The meeting noted that
since the closure of schools in March 2020, support from the government for
private schools and their teachers had been mere rhetoric and mockery.
“The various stimulus
packages provided by government to its institutions and personnel they
considered priority excluded the private school owners and teachers.
“The allocation to
National Board for Small-Scale Industries for private school teachers to access
was nothing to write home about,” it said.
The communique said
while the government was supporting private organisations in such difficult
times, its education partners were relegated to the background.
It expressed concern
about the attempt by the government to give 30 per cent quota of admissions to
class ‘A’ senior high schools to public schools.
“This is not only
unconstitutional but also creates educational apartheid in Ghana's educational
system,” it said.
“The Constitution
provides for equal opportunities for all Ghanaians.

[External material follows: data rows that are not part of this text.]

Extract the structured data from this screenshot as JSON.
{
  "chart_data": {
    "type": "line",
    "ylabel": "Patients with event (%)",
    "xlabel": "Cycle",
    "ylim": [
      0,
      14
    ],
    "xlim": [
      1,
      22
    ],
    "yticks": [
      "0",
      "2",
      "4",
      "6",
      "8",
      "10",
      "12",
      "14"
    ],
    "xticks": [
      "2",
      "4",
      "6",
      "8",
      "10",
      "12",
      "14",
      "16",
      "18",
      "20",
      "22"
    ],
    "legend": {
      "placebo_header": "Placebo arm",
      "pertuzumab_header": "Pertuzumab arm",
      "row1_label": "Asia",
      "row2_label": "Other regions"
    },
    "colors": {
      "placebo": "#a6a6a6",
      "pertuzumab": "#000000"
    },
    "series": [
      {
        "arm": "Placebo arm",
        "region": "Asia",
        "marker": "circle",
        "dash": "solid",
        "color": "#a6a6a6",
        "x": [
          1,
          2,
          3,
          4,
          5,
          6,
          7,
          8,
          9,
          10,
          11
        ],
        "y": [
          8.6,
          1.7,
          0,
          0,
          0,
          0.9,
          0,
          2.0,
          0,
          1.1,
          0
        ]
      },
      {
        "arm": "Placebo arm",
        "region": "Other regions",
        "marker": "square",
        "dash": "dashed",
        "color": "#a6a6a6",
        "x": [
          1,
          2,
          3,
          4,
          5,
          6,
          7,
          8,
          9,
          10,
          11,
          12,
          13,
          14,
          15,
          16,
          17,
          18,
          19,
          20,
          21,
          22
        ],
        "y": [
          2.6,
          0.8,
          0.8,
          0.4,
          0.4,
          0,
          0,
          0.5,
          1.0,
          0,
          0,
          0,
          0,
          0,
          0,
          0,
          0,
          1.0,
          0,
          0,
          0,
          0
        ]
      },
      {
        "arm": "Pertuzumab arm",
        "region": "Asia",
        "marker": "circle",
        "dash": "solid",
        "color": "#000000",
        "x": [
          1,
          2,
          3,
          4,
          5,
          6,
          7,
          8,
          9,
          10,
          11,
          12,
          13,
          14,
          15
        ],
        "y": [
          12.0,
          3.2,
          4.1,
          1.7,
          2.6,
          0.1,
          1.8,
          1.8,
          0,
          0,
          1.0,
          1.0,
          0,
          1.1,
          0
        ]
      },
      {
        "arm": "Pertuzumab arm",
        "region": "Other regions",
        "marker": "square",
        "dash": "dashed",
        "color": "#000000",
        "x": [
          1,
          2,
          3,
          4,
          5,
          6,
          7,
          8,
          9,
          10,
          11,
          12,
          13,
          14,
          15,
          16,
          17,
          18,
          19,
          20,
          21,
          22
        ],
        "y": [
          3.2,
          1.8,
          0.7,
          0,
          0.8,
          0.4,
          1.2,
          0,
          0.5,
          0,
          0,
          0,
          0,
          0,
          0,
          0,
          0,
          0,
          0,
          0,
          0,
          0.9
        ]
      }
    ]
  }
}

The conference is of the
view that if there is any approach to bridge the gap between public and private
basic schools’ admission to SHS, the way to go is not the lazy approach of
allocating 30 per cent quota to public schools to steal the start at the race.
It urged the Ministry of
Education and Ghana Education Service to be prudent in their decisions and
allocate more resources for monitoring and supervision but not the easy path
they had chosen.
It said parents whose
wards were in private schools and workers in private schools were taxpayers in
Ghana and their taxes were part of funds used to build, develop and sustain
secondary schools.
Therefore, it said, the
conduct of the Ministry of Education was discriminatory and unconstitutional.
“Again, the Ghana
Education Service has more qualified teachers in all public schools than
private schools, so if performance is stunted at the public school level, what
is required is to do a diagnosis of the problem to solve it, rather than
condoning the laxity, low supervision and lackadaisical attitude of some public
school teachers resulting in low performance,” the communique said.